Sebagai contoh, harga minum kopi di kedai ternama jauh lebih mahal ketimbang di kedai lokal. Nah, mulai sekarang coba deh kamu minum kopi di kedai lokal, toh rasanya juga tak kalah enak. Ini demi menghemat anggaran gaya hidup kamu selama satu tahun.

Atau, kalau biasa menggunakan lipstik impor, coba deh kamu beralih ke merek lipstik dalam negeri. Warna dan kualitasnya juga gak kalah bagus kok. Kalau kamu biasa beli lipstik impor seharga Rp 500 ribu, lipstik lokal dengan warna yang sama dan mereknya sudah terkenal pun hanya seharga Rp 50 ribu saja. Kamu bisa menghemat banyak nih.

5. Buat daftar belanjaan sebelum ke supermarket

Jangan lupa membawa catatan belanja saat ke supermarket (Ilustrasi).

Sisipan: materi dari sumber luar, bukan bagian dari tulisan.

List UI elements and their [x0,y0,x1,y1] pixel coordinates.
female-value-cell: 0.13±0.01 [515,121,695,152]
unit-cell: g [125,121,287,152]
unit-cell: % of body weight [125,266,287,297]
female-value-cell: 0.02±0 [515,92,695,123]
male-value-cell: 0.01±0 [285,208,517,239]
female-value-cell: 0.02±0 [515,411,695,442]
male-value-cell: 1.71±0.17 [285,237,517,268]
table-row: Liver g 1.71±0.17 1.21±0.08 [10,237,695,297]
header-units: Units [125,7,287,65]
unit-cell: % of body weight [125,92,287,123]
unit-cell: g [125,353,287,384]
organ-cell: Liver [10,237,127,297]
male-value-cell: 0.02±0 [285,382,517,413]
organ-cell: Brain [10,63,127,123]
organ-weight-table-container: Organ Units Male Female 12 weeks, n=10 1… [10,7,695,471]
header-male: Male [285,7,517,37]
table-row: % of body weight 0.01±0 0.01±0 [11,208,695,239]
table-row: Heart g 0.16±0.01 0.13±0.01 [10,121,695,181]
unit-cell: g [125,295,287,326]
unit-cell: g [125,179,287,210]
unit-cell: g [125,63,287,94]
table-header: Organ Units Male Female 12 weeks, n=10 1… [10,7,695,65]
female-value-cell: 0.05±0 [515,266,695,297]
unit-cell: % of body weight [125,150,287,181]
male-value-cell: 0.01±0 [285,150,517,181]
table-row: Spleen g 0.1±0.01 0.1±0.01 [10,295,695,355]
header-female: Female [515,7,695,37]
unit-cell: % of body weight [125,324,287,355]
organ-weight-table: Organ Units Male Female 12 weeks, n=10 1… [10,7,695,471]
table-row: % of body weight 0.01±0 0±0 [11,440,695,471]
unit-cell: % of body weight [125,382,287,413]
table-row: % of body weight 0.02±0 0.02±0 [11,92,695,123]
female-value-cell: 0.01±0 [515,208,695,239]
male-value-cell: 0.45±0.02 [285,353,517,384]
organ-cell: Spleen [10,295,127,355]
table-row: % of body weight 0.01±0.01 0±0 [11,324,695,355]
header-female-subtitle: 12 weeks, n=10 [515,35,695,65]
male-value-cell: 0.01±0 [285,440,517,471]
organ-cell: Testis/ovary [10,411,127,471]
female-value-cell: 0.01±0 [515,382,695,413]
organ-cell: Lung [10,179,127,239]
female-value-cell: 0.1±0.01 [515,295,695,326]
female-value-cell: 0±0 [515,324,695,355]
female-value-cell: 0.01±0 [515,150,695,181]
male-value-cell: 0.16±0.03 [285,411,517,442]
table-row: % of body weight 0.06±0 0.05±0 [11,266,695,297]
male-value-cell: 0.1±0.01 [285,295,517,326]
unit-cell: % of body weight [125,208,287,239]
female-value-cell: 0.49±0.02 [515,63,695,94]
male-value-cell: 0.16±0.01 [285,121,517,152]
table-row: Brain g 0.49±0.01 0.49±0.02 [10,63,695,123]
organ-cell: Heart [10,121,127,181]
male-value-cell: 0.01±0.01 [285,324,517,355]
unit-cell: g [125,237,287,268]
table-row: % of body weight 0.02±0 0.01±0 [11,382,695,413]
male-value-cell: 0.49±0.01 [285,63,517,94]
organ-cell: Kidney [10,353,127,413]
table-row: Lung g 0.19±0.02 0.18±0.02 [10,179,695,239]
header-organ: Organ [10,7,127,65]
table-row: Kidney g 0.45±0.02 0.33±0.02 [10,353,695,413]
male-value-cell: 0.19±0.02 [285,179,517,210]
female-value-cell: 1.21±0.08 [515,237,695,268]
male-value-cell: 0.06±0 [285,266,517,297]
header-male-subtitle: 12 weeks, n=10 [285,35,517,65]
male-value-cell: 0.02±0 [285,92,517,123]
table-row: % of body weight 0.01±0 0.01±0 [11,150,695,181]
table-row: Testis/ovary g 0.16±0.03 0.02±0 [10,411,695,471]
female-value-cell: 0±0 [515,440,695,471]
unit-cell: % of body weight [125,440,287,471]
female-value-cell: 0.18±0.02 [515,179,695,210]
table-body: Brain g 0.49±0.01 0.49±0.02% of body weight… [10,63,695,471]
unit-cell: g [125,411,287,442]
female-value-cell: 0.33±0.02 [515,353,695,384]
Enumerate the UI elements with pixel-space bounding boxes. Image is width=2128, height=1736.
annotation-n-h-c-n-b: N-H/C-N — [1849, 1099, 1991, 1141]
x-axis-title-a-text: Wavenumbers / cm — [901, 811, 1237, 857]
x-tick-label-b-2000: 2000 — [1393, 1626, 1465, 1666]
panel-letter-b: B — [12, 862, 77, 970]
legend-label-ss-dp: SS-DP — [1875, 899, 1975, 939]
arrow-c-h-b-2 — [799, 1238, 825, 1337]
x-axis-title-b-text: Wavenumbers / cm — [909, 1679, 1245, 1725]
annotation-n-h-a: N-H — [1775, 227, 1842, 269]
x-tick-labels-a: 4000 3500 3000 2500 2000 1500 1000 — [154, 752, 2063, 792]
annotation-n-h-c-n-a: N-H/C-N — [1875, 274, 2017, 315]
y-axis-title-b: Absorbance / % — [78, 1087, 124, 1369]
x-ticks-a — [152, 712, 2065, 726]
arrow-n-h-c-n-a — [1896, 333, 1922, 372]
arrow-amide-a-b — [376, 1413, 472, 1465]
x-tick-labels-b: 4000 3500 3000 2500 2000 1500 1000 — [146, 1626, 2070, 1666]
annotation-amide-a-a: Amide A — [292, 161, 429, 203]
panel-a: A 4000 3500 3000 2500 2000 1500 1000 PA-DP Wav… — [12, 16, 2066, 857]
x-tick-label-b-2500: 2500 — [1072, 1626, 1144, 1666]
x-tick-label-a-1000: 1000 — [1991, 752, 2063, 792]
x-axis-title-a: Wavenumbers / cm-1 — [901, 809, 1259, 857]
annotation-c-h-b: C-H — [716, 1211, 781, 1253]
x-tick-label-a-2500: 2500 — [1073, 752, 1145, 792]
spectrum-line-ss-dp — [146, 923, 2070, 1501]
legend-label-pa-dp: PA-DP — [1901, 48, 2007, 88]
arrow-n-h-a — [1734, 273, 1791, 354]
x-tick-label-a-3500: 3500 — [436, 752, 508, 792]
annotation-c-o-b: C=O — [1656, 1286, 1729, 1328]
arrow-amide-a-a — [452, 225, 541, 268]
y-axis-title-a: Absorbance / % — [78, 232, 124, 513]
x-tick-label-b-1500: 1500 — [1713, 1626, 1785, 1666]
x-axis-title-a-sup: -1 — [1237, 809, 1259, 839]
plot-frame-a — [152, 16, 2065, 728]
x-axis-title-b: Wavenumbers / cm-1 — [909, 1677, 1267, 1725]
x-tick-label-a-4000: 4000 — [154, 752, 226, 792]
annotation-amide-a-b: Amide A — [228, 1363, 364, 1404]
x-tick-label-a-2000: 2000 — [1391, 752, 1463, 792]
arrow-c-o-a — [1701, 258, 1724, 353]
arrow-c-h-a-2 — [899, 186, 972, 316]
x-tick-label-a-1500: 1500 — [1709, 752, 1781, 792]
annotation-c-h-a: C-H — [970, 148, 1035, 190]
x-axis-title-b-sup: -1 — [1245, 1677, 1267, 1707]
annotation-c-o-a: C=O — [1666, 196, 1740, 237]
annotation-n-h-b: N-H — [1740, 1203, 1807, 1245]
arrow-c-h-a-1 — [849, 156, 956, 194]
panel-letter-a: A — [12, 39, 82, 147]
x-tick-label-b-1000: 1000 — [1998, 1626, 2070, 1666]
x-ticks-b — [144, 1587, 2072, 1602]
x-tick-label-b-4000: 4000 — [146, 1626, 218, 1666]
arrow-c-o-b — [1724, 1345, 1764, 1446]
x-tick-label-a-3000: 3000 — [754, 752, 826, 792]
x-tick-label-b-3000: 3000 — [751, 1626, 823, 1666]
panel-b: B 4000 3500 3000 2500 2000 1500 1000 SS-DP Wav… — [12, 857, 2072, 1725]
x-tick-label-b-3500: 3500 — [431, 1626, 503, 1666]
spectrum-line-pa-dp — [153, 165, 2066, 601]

Ini sangat penting kamu lakukan agar tak tergoda dengan promo yang sedang berlangsung di toko yang biasa kamu datangi. Pasalnya, yang membuat gaji kamu cepat lenyap saat pergi ke supermarket adalah tidak membawa daftar belanja sehingga mudah tergiur promo.

Ibu rumah tangga di Jepang sangat disiplin ketika belanja ke supermarket. Mereka biasanya telah membawa catatan yang berisikan barang keperluan selama satu bulan. Setibanya di supermarket, mereka langsung mencari barang yang dimaksud dan segera ke kasir.

Cara ini penting banget kamu tiru, karena sesungguhnya jika malah berkeliling tanpa tujuan di supermarket justru membuat kamu mudah tergoda oleh promo. Kamu jadi membeli barang yang tidak diperlukan, jadi cepat habis kan uang bulananmu?

Nah, untuk menjalani hidup hemat sebetulnya gak susah kok. Asalkan kamu disiplin dalam mengelola keuangan. Gak mau kan gajimu habis terus padahal tanggal gajian selanjutnya masih lama? Coba yuk mulai sekarang terapkan tips ala ibu rumah tangga di Jepang itu.